Everything about our current system of public education is autocratic. Students have little to no control over what they learn, where they learn, how they learn, etc. Even the most basic decisions are made through an appeal to the autocratic authority whether it is the teacher, the principal, the superintendant, even a democratically elected school-board. An 18-year old senior in high school has to ask permission from the teacher to leave the room to go to the bathroom.



If we are hoping that our young people will grow up to function effectively in a democratic society, why do we train them within an autocratic institution for the duration of their formative years? We know that public education was developed to create a docile and semi-skilled workforce to serve the industrial revolution, why hasn't it changed along with the changes in our society and the demands of an ever-quickening dynamic workplace?

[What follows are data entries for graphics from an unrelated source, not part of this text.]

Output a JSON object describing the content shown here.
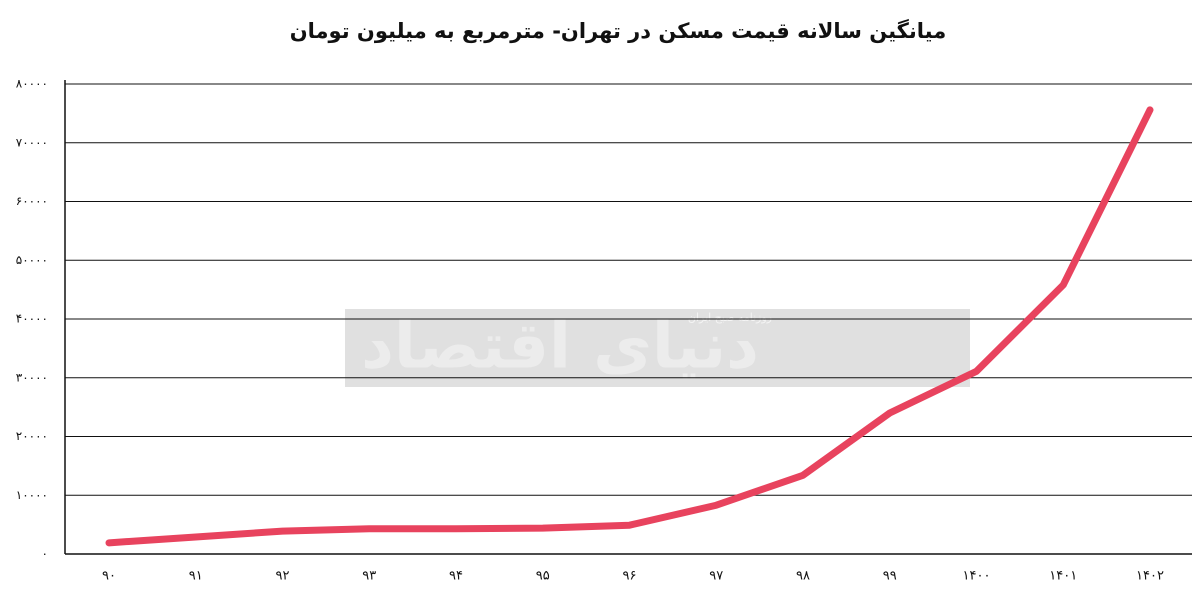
{
  "chart_data": {
    "type": "line",
    "title": "میانگین سالانه قیمت مسکن در تهران- مترمربع به میلیون تومان",
    "categories": [
      "۹۰",
      "۹۱",
      "۹۲",
      "۹۳",
      "۹۴",
      "۹۵",
      "۹۶",
      "۹۷",
      "۹۸",
      "۹۹",
      "۱۴۰۰",
      "۱۴۰۱",
      "۱۴۰۲"
    ],
    "values": [
      1900,
      2900,
      3900,
      4300,
      4300,
      4400,
      4900,
      8300,
      13400,
      24000,
      31100,
      45800,
      75600
    ],
    "color": "#e8435e",
    "ylim": [
      0,
      80000
    ],
    "yticks": [
      {
        "value": 0,
        "label": "۰"
      },
      {
        "value": 10000,
        "label": "۱۰۰۰۰"
      },
      {
        "value": 20000,
        "label": "۲۰۰۰۰"
      },
      {
        "value": 30000,
        "label": "۳۰۰۰۰"
      },
      {
        "value": 40000,
        "label": "۴۰۰۰۰"
      },
      {
        "value": 50000,
        "label": "۵۰۰۰۰"
      },
      {
        "value": 60000,
        "label": "۶۰۰۰۰"
      },
      {
        "value": 70000,
        "label": "۷۰۰۰۰"
      },
      {
        "value": 80000,
        "label": "۸۰۰۰۰"
      }
    ],
    "grid": true,
    "watermark": {
      "title": "دنیای اقتصاد",
      "subtitle": "روزنامه صبح ایران"
    }
  }
}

When we look at the most essential aspect of any school, you have to start with the students. Without them, you have no school, no matter how many buildings or multi-media classrooms or student-laptops or administrators you have. Without students, you have nothing.

So why do we ignore their input when we make decisions that will affect them for the rest of their lives? Is it because we don't trust them to make decisions for themselves? What does this, in turn, say about us and our ideas of a democracy?

Should we revise the Gettysburg Address to read by the people that we trust because they are sufficiently advanced in age or have an outlook we agree with, etc., for the people but not the people who are small or young or lacking in political savvy or influence, and of the people who have the requisite diploma signifying that they are capable, though we cannot verify it in any real sense because of the vagaries of different schools, teachers and grading systems, of making decisions we deem to be appropriate?

Until we fundamentally change the basis on which we build our educational systems, we will continue to damage the long-term outlook for our children and thereby our own future. Until we grant school children the respect and voice they deserve, we will continue to demonstrate to them that our democracy is a fallacy, a front that we put on for show and then hide whenever real decisions must be made.